Thanks, Jim, I will try ifort17 and possibly play with -qopenmp-lib as well. Testing on RHEL7 actually gives me a rather new libpthread.

If the issue is a race condition then it could theoretically show up at any time, not just after >12 hours runtime. That's why I also imagine some kind of resource exhaustion or integer overflow issue.

Michael

jimdempseyatthecove · ‎03-13-2017

When I saw the missed signal situation, this was observed only during a stress test on my machine on overnight runs. Several hours of expressly trying to force the error to occur. This was several years ago, I cannot say if the error was corrected (my code still has the pthread_cond_timedwait). My analysis of the situation was that the race condition occurs at the confluence (near simultaneous occurrence) of the call to pthread_cond_wait and pthread_cond_signal.
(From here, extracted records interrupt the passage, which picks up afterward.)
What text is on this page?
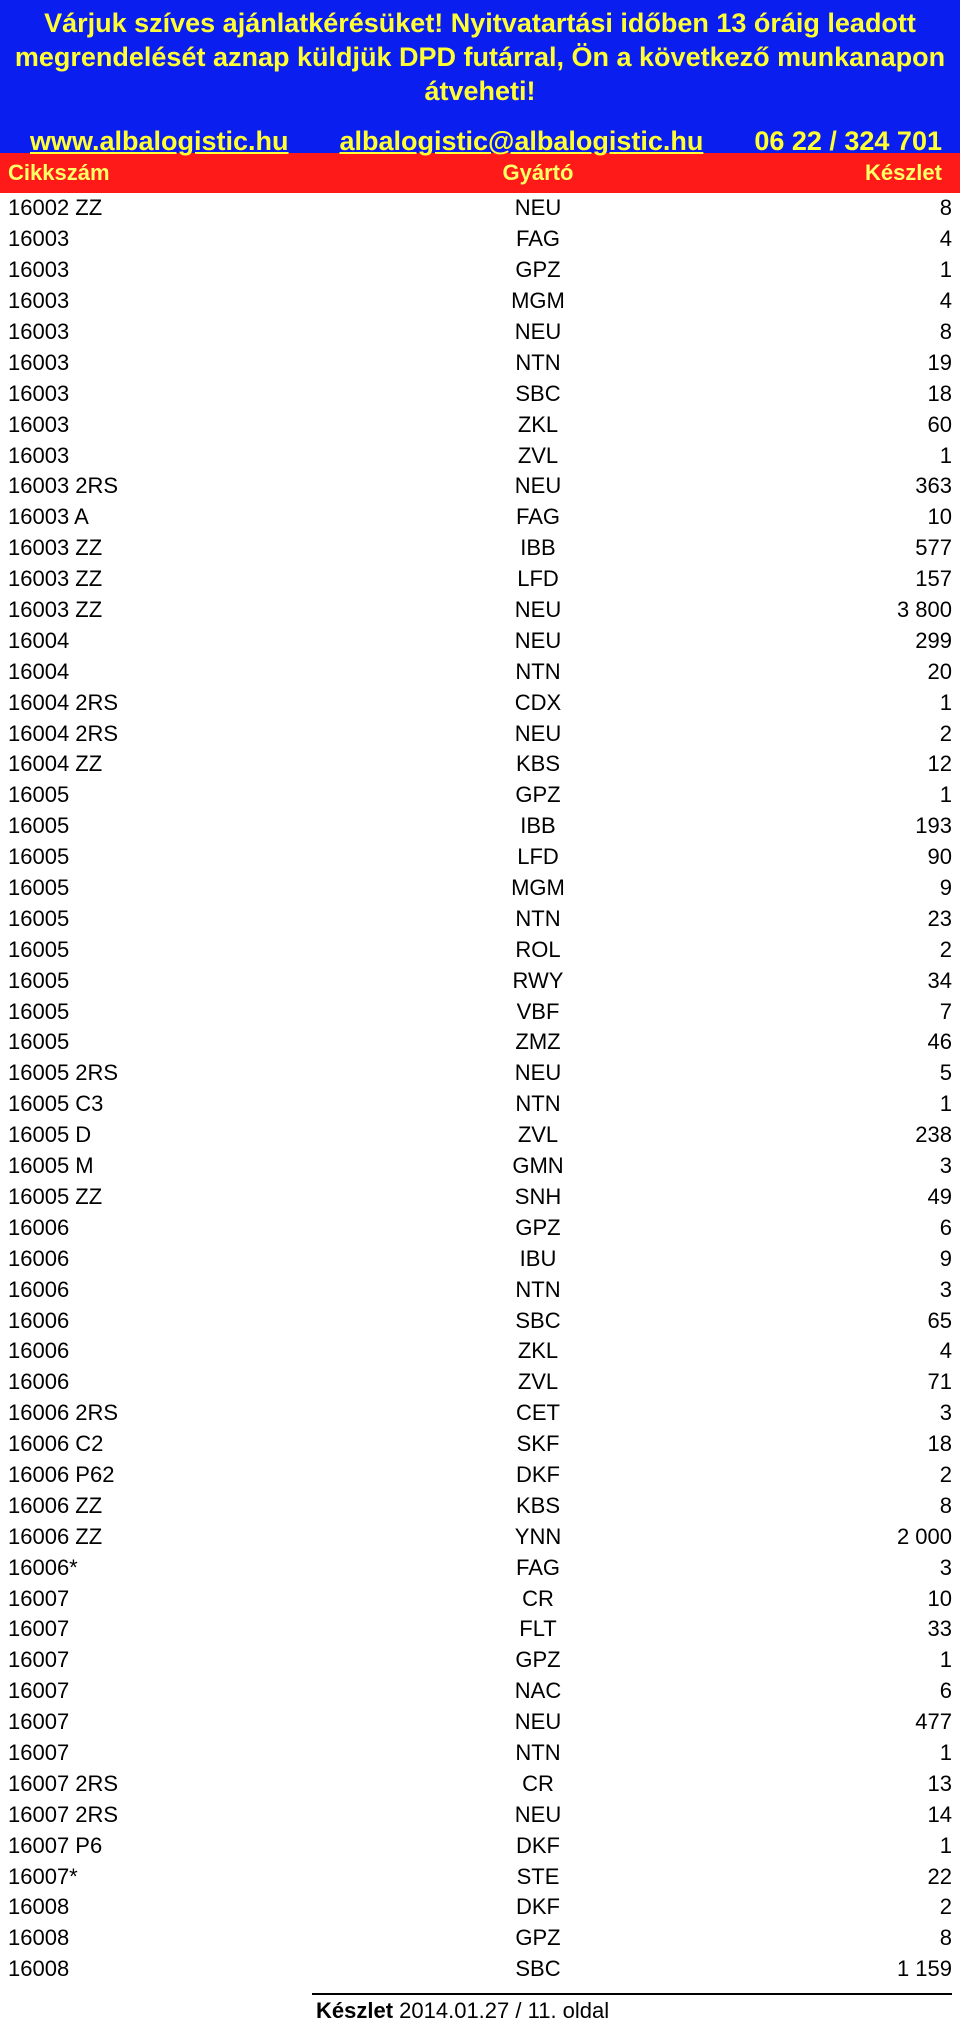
Várjuk szíves ajánlatkérésüket! Nyitvatartási időben 13 óráig leadott
megrendelését aznap küldjük DPD futárral, Ön a következő munkanapon
átveheti!
www.albalogistic.hu albalogistic@albalogistic.hu 06 22 / 324 701
Cikkszám	Gyártó	Készlet
16002 ZZ	NEU	8
16003	FAG	4
16003	GPZ	1
16003	MGM	4
16003	NEU	8
16003	NTN	19
16003	SBC	18
16003	ZKL	60
16003	ZVL	1
16003 2RS	NEU	363
16003 A	FAG	10
16003 ZZ	IBB	577
16003 ZZ	LFD	157
16003 ZZ	NEU	3 800
16004	NEU	299
16004	NTN	20
16004 2RS	CDX	1
16004 2RS	NEU	2
16004 ZZ	KBS	12
16005	GPZ	1
16005	IBB	193
16005	LFD	90
16005	MGM	9
16005	NTN	23
16005	ROL	2
16005	RWY	34
16005	VBF	7
16005	ZMZ	46
16005 2RS	NEU	5
16005 C3	NTN	1
16005 D	ZVL	238
16005 M	GMN	3
16005 ZZ	SNH	49
16006	GPZ	6
16006	IBU	9
16006	NTN	3
16006	SBC	65
16006	ZKL	4
16006	ZVL	71
16006 2RS	CET	3
16006 C2	SKF	18
16006 P62	DKF	2
16006 ZZ	KBS	8
16006 ZZ	YNN	2 000
16006*	FAG	3
16007	CR	10
16007	FLT	33
16007	GPZ	1
16007	NAC	6
16007	NEU	477
16007	NTN	1
16007 2RS	CR	13
16007 2RS	NEU	14
16007 P6	DKF	1
16007*	STE	22
16008	DKF	2
16008	GPZ	8
16008	SBC	1 159
Készlet 2014.01.27 / 11. oldal
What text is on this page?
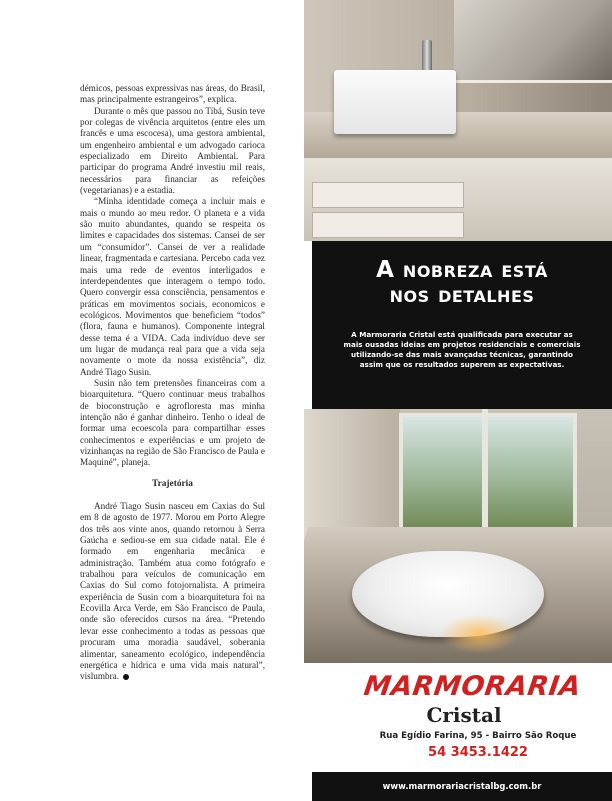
démicos, pessoas expressivas nas áreas, do Brasil, mas principalmente estrangeiros”, explica.

Durante o mês que passou no Tibá, Susin teve por colegas de vivência arquitetos (entre eles um francês e uma escocesa), uma gestora ambiental, um engenheiro ambiental e um advogado carioca especializado em Direito Ambiental. Para participar do programa André investiu mil reais, necessários para financiar as refeições (vegetarianas) e a estadia.

“Minha identidade começa a incluir mais e mais o mundo ao meu redor. O planeta e a vida são muito abundantes, quando se respeita os limites e capacidades dos sistemas. Cansei de ser um “consumidor”. Cansei de ver a realidade linear, fragmentada e cartesiana. Percebo cada vez mais uma rede de eventos interligados e interdependentes que interagem o tempo todo. Quero convergir essa consciência, pensamentos e práticas em movimentos sociais, economicos e ecológicos. Movimentos que beneficiem “todos” (flora, fauna e humanos). Componente integral desse tema é a VIDA. Cada indivíduo deve ser um lugar de mudança real para que a vida seja novamente o mote da nossa existência”, diz André Tiago Susin.

Susin não tem pretensões financeiras com a bioarquitetura. “Quero continuar meus trabalhos de bioconstrução e agrofloresta mas minha intenção não é ganhar dinheiro. Tenho o ideal de formar uma ecoescola para compartilhar esses conhecimentos e experiências e um projeto de vizinhanças na região de São Francisco de Paula e Maquiné”, planeja.

Trajetória

André Tiago Susin nasceu em Caxias do Sul em 8 de agosto de 1977. Morou em Porto Alegre dos três aos vinte anos, quando retornou à Serra Gaúcha e sediou-se em sua cidade natal. Ele é formado em engenharia mecânica e administração. Também atua como fotógrafo e trabalhou para veículos de comunicação em Caxias do Sul como fotojornalista. A primeira experiência de Susin com a bioarquitetura foi na Ecovilla Arca Verde, em São Francisco de Paula, onde são oferecidos cursos na área. “Pretendo levar esse conhecimento a todas as pessoas que procuram uma moradia saudável, soberania alimentar, saneamento ecológico, independência energética e hídrica e uma vida mais natural”, vislumbra.

A nobreza está
nos detalhes
A Marmoraria Cristal está qualificada para executar as mais ousadas ideias em projetos residenciais e comerciais utilizando-se das mais avançadas técnicas, garantindo assim que os resultados superem as expectativas.
MARMORARIA
Cristal
Rua Egídio Farina, 95 - Bairro São Roque
54 3453.1422
www.marmorariacristalbg.com.br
Try placing this untested code at the end of the parallel section(s) that experience the hang.

static int delayShared = 0; // must be visible to all threads of team
...
int delay = __sync_fetch_and_add(&delayShared, 1);
if(delay) usleep(delay);
__sync_fetch_and_add(&delayShared, -1);

The above code isn't quite built proof. A better solution would be to use RDTSC and assure that threads distance their exits by a us or so.

This kind of hack should not be required. However, if the fix works, you can get on with your daily business.

Jim Dempsey

mriedman · ‎03-20-2017

The resolution is to use ifort16 for linking. I did not bother to rebuild entirely, the relink is sufficient. The job terminated normally after 55 hours.